Every time you type a two-word Captcha, you're helping to digitize the world's printed archives.
If you're a geek like me, one of the best things about the summer is new episodes of Nova Science Now. My favourite segments are the ones where they profile a scientist and recently they profiled Luis von Ahn, Assistant Professor of Computer Science at Carnegie Mellon University.
Luis is the inventor of the Captcha, the squiggly words we type when registering on many websites to prove we're human and to keep spammers out. After initially being very proud of his invention, he soon realized that if every person takes 10 seconds to type a Captcha, about 500 thousand hours of humanity's time was being wasted everyday.
In an effort to turn those 10 seconds from a waste into something useful, he invented the ReCaptcha, turning us all into unknowing volunteers in a massive public works project.
There are many projects digitizing books - Google and the Internet Archive projects for example - using optical character recognition. The challenge for these projects has been working with older books where the print is often faded or blurred. The OCR software can't recognize the words. In fact, about 30% of the words are deciphered incorrectly. Most often though, the words are still decipherable by a human.
Luis's ReCaptcha takes those words and uses them as Captchas. In a two-word ReCaptcha, one of the words you type is the computer generated puzzle that proves you're a human. The other word comes out of the archive. It's assumed that if you can decipher the first word correctly, you can do the second word too. If 10 people decipher the word the same way, it is officially digitized.

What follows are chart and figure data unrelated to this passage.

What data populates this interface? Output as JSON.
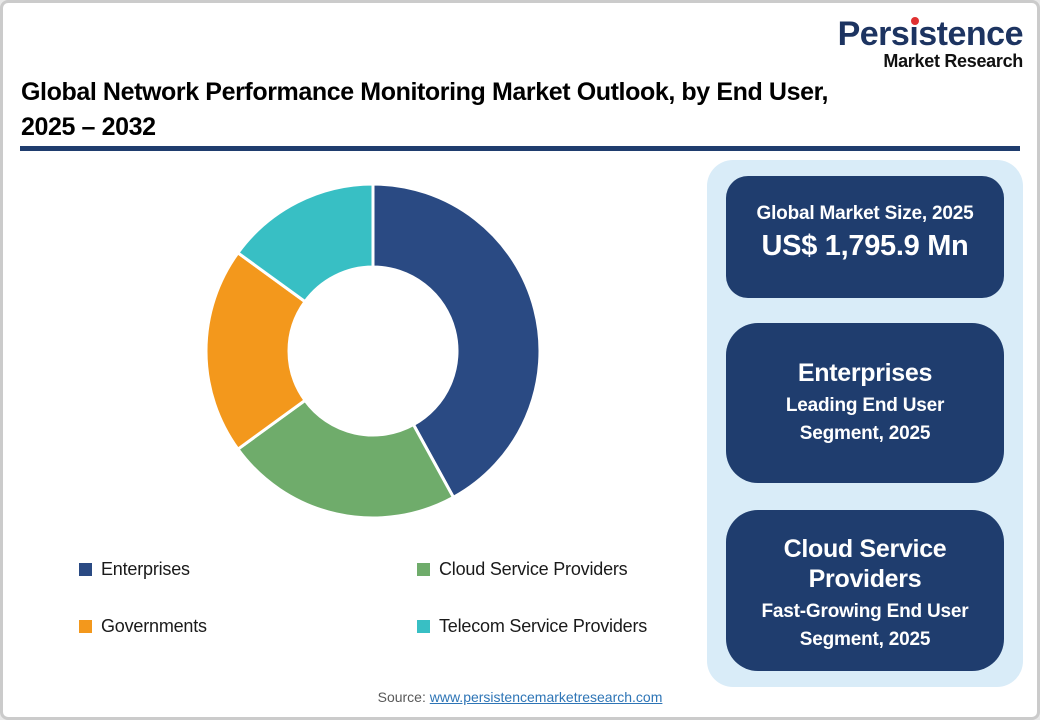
{
  "logo": {
    "name": "Persistence",
    "tagline": "Market Research"
  },
  "title": {
    "line1": "Global Network Performance Monitoring Market Outlook, by End User,",
    "line2": "2025 – 2032"
  },
  "chart_data": {
    "type": "pie",
    "subtype": "donut",
    "title": "Global Network Performance Monitoring Market Outlook, by End User, 2025 – 2032",
    "categories": [
      "Enterprises",
      "Cloud Service Providers",
      "Governments",
      "Telecom Service Providers"
    ],
    "values": [
      42,
      23,
      20,
      15
    ],
    "unit": "% share of 2025 market (estimated from arc angles)",
    "colors": [
      "#2a4a83",
      "#6fac6b",
      "#f3981c",
      "#38bfc4"
    ],
    "start_angle": 0,
    "direction": "clockwise",
    "inner_radius_ratio": 0.5,
    "legend_position": "bottom"
  },
  "cards": [
    {
      "label": "Global Market Size, 2025",
      "value": "US$ 1,795.9 Mn"
    },
    {
      "title": "Enterprises",
      "subtitle": "Leading End User Segment, 2025"
    },
    {
      "title": "Cloud Service Providers",
      "subtitle": "Fast-Growing End User Segment, 2025"
    }
  ],
  "footer": {
    "source_label": "Source:",
    "source_link": "www.persistencemarketresearch.com"
  },
  "colors": {
    "card_navy": "#1f3d6e",
    "panel_light_blue": "#d9ecf8",
    "title_rule": "#1f3d6e",
    "link_blue": "#2e75b6",
    "logo_navy": "#1d3461",
    "logo_dot_red": "#e03131"
  }
}
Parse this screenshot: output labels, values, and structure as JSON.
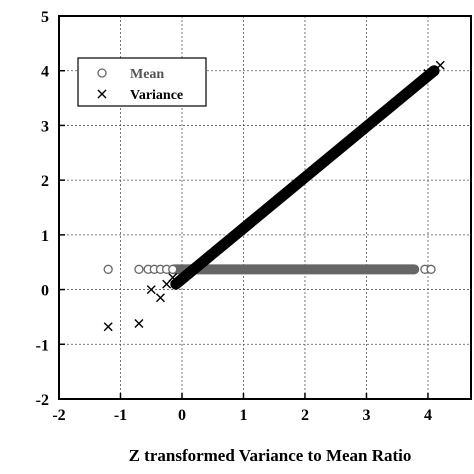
{
  "chart_data": {
    "type": "scatter",
    "xlabel": "Z transformed Variance to Mean Ratio",
    "ylabel": "",
    "xlim": [
      -2,
      4.7
    ],
    "ylim": [
      -2,
      5
    ],
    "x_ticks": [
      "-2",
      "-1",
      "0",
      "1",
      "2",
      "3",
      "4"
    ],
    "y_ticks": [
      "-2",
      "-1",
      "0",
      "1",
      "2",
      "3",
      "4",
      "5"
    ],
    "grid": true,
    "grid_style": "dotted",
    "legend_position": "top-left",
    "series": [
      {
        "name": "Mean",
        "marker": "circle",
        "color": "#666666",
        "points": [
          [
            -1.2,
            0.37
          ],
          [
            -0.7,
            0.37
          ],
          [
            -0.55,
            0.37
          ],
          [
            -0.45,
            0.37
          ],
          [
            -0.35,
            0.37
          ],
          [
            -0.25,
            0.37
          ],
          [
            -0.15,
            0.37
          ],
          [
            3.95,
            0.37
          ],
          [
            4.05,
            0.37
          ]
        ],
        "band": {
          "x_from": -0.2,
          "x_to": 3.85,
          "y": 0.37
        }
      },
      {
        "name": "Variance",
        "marker": "x",
        "color": "#000000",
        "points": [
          [
            -1.2,
            -0.68
          ],
          [
            -0.7,
            -0.62
          ],
          [
            -0.5,
            0.0
          ],
          [
            -0.35,
            -0.15
          ],
          [
            -0.25,
            0.1
          ],
          [
            -0.15,
            0.22
          ],
          [
            4.0,
            3.95
          ],
          [
            4.2,
            4.1
          ]
        ],
        "band": {
          "x_from": -0.1,
          "x_to": 4.1,
          "y_from": 0.1,
          "y_to": 4.0
        }
      }
    ]
  }
}
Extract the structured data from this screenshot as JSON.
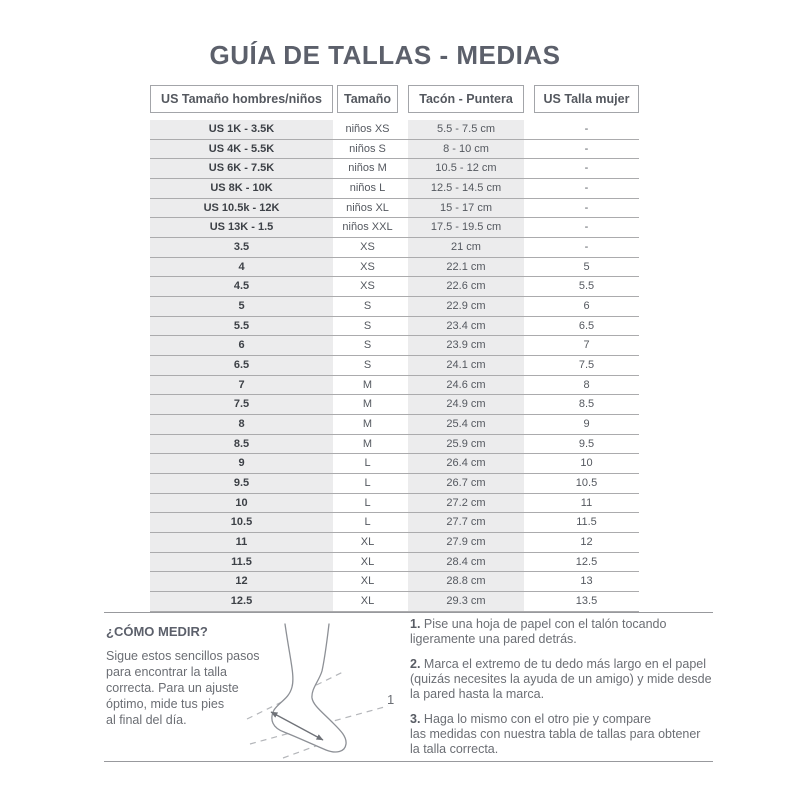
{
  "page": {
    "title": "GUÍA DE TALLAS - MEDIAS"
  },
  "table": {
    "headers": [
      "US Tamaño hombres/niños",
      "Tamaño",
      "Tacón - Puntera",
      "US Talla mujer"
    ],
    "rows": [
      [
        "US 1K - 3.5K",
        "niños XS",
        "5.5 - 7.5 cm",
        "-"
      ],
      [
        "US 4K - 5.5K",
        "niños S",
        "8 - 10 cm",
        "-"
      ],
      [
        "US 6K - 7.5K",
        "niños M",
        "10.5 - 12 cm",
        "-"
      ],
      [
        "US 8K - 10K",
        "niños L",
        "12.5 - 14.5 cm",
        "-"
      ],
      [
        "US 10.5k - 12K",
        "niños XL",
        "15 - 17 cm",
        "-"
      ],
      [
        "US 13K - 1.5",
        "niños XXL",
        "17.5 - 19.5 cm",
        "-"
      ],
      [
        "3.5",
        "XS",
        "21 cm",
        "-"
      ],
      [
        "4",
        "XS",
        "22.1 cm",
        "5"
      ],
      [
        "4.5",
        "XS",
        "22.6 cm",
        "5.5"
      ],
      [
        "5",
        "S",
        "22.9 cm",
        "6"
      ],
      [
        "5.5",
        "S",
        "23.4 cm",
        "6.5"
      ],
      [
        "6",
        "S",
        "23.9 cm",
        "7"
      ],
      [
        "6.5",
        "S",
        "24.1 cm",
        "7.5"
      ],
      [
        "7",
        "M",
        "24.6 cm",
        "8"
      ],
      [
        "7.5",
        "M",
        "24.9 cm",
        "8.5"
      ],
      [
        "8",
        "M",
        "25.4 cm",
        "9"
      ],
      [
        "8.5",
        "M",
        "25.9 cm",
        "9.5"
      ],
      [
        "9",
        "L",
        "26.4 cm",
        "10"
      ],
      [
        "9.5",
        "L",
        "26.7 cm",
        "10.5"
      ],
      [
        "10",
        "L",
        "27.2 cm",
        "11"
      ],
      [
        "10.5",
        "L",
        "27.7 cm",
        "11.5"
      ],
      [
        "11",
        "XL",
        "27.9 cm",
        "12"
      ],
      [
        "11.5",
        "XL",
        "28.4 cm",
        "12.5"
      ],
      [
        "12",
        "XL",
        "28.8 cm",
        "13"
      ],
      [
        "12.5",
        "XL",
        "29.3 cm",
        "13.5"
      ]
    ]
  },
  "how_to_measure": {
    "heading": "¿CÓMO MEDIR?",
    "intro": "Sigue estos sencillos pasos\npara encontrar la talla\ncorrecta. Para un ajuste\nóptimo, mide tus pies\nal final del día.",
    "diagram_label": "1",
    "steps": [
      {
        "number": "1.",
        "text": "Pise una hoja de papel con el talón tocando\nligeramente una pared detrás."
      },
      {
        "number": "2.",
        "text": "Marca el extremo de tu dedo más largo en el papel\n(quizás necesites la ayuda de un amigo) y mide desde\nla pared hasta la marca."
      },
      {
        "number": "3.",
        "text": "Haga lo mismo con el otro pie y compare\nlas medidas con nuestra tabla de tallas para obtener\nla talla correcta."
      }
    ]
  },
  "colors": {
    "title_text": "#5c606b",
    "table_text": "#54585f",
    "row_stripe_bg": "#ececed",
    "row_line": "#ababad",
    "section_divider": "#98999d",
    "body_text": "#6b6e74"
  }
}
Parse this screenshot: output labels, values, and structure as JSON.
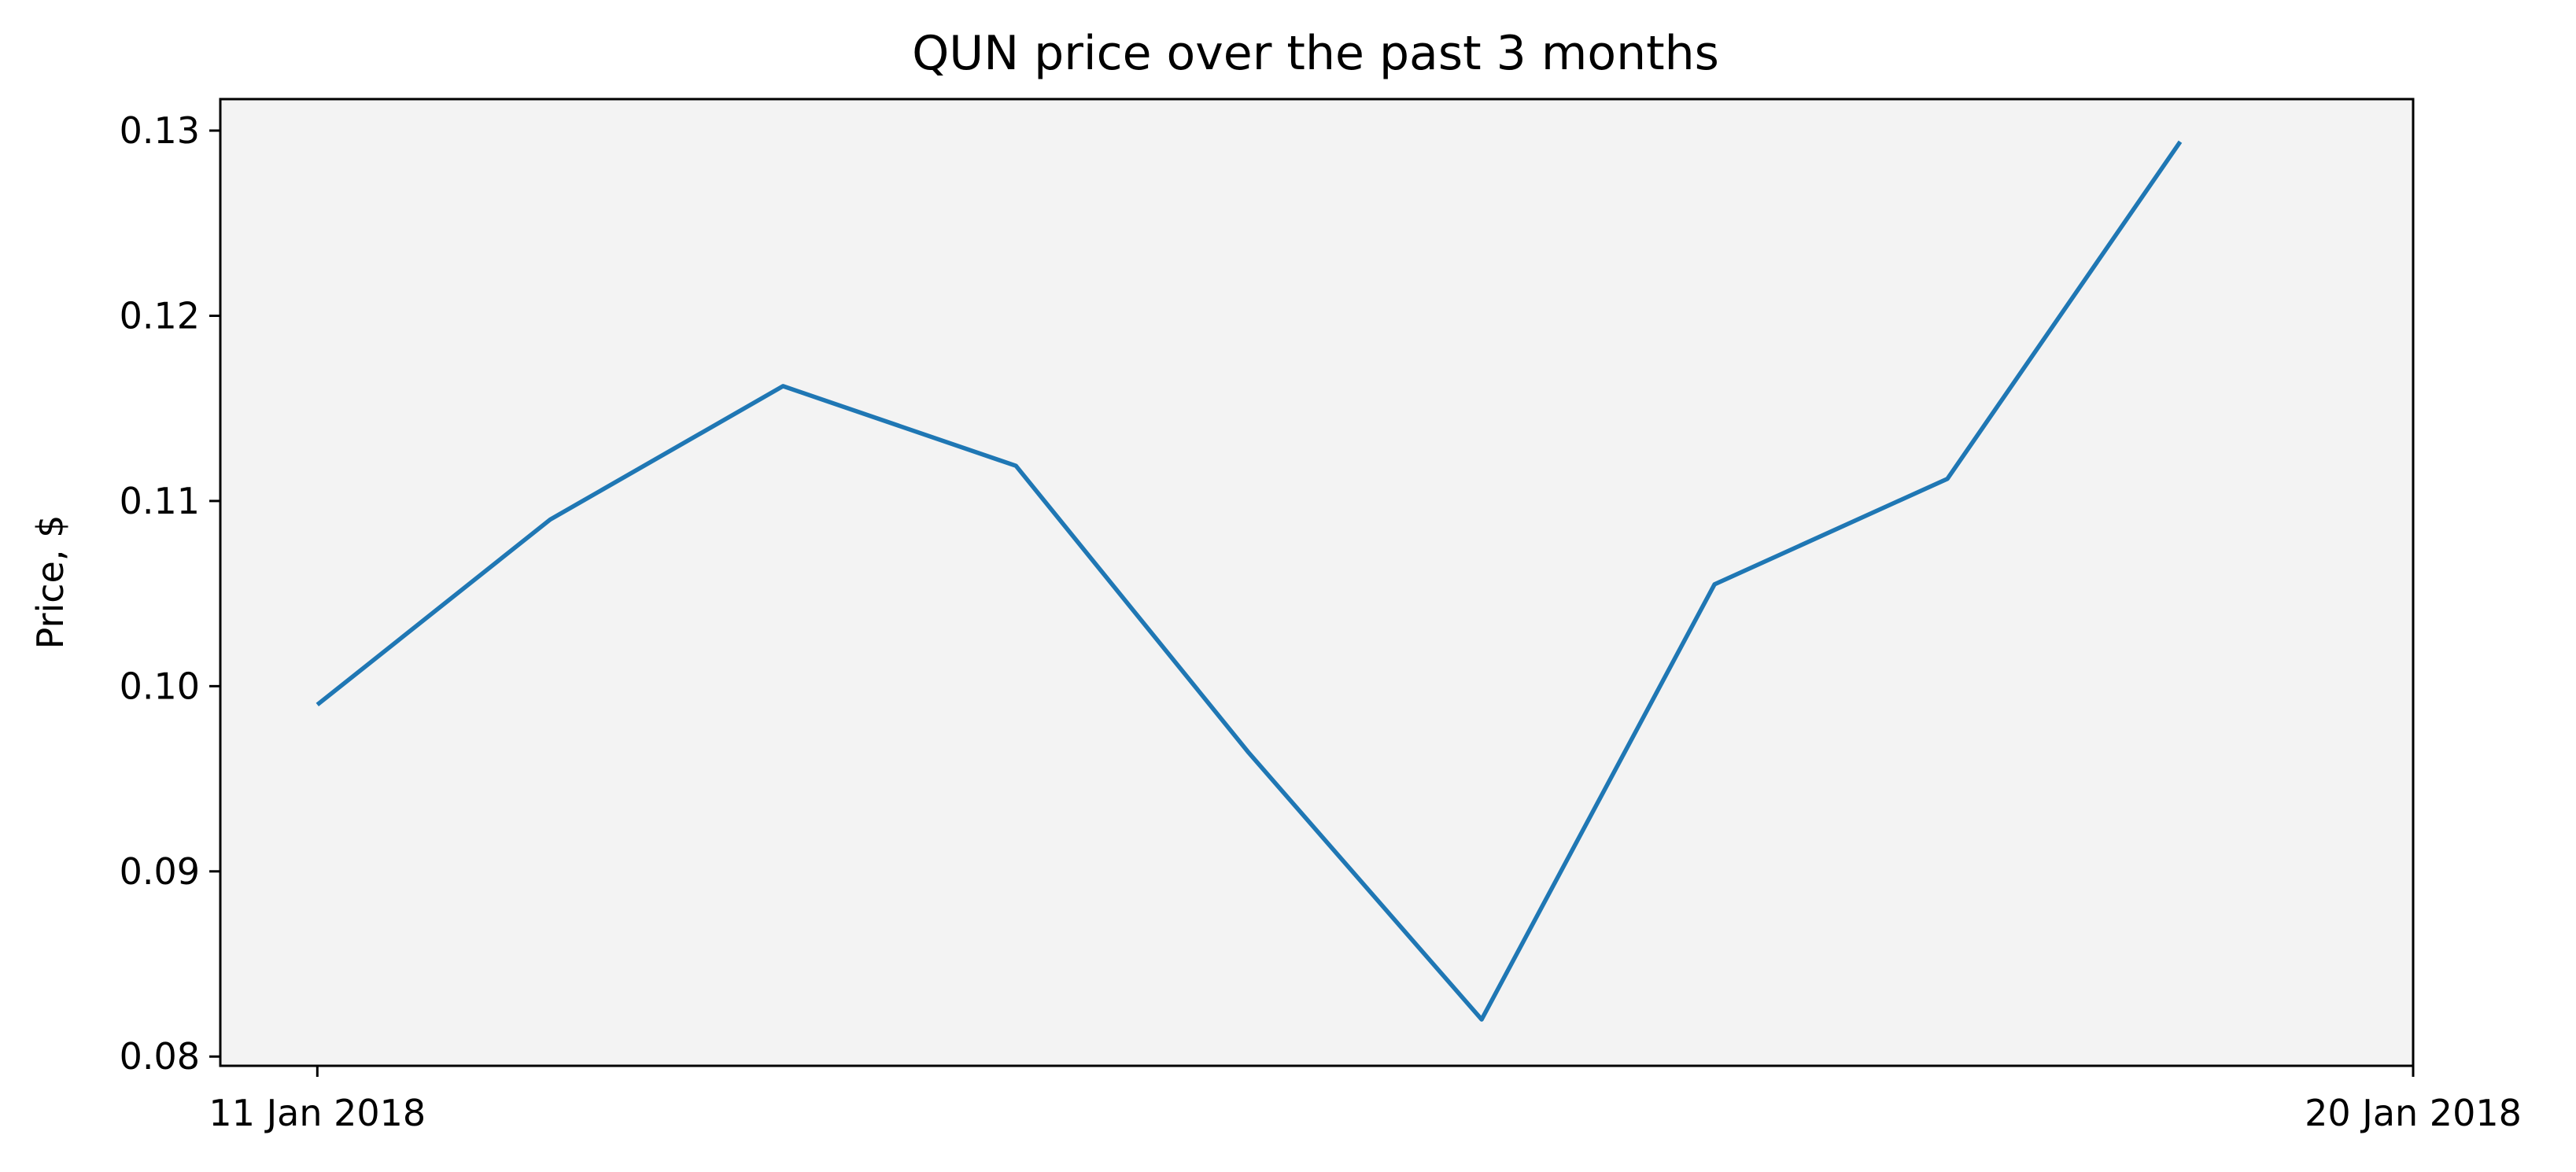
{
  "chart_data": {
    "type": "line",
    "title": "QUN price over the past 3 months",
    "xlabel": "",
    "ylabel": "Price, $",
    "x": [
      "2018-01-11",
      "2018-01-12",
      "2018-01-13",
      "2018-01-14",
      "2018-01-15",
      "2018-01-16",
      "2018-01-17",
      "2018-01-18",
      "2018-01-19"
    ],
    "values": [
      0.099,
      0.109,
      0.1162,
      0.1119,
      0.0964,
      0.082,
      0.1055,
      0.1112,
      0.1294
    ],
    "xlim": [
      "2018-01-10 14:00",
      "2018-01-20"
    ],
    "ylim": [
      0.0795,
      0.1317
    ],
    "xticks": [
      {
        "value": "2018-01-11",
        "label": "11 Jan 2018"
      },
      {
        "value": "2018-01-20",
        "label": "20 Jan 2018"
      }
    ],
    "yticks": [
      {
        "value": 0.08,
        "label": "0.08"
      },
      {
        "value": 0.09,
        "label": "0.09"
      },
      {
        "value": 0.1,
        "label": "0.10"
      },
      {
        "value": 0.11,
        "label": "0.11"
      },
      {
        "value": 0.12,
        "label": "0.12"
      },
      {
        "value": 0.13,
        "label": "0.13"
      }
    ],
    "grid": false,
    "legend": "none",
    "colors": {
      "line": "#1f77b4",
      "background": "#f3f3f3"
    }
  }
}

How fast can the the process of digitizing books and periodicals one word at at time go? Incredibly fast. Especially when Facebook, Twitter, TicketMaster among others are using ReCaptcha. Luis says that since it's launch last year, over 400 million people or 6% of the world's population have helped digitize words. 35 million ReCaptcha words per day results in 125 to 150 digitized books. About 20 years of the New York Times archive was completed in a few months. The entire 30 year archive should be done by the end of the year.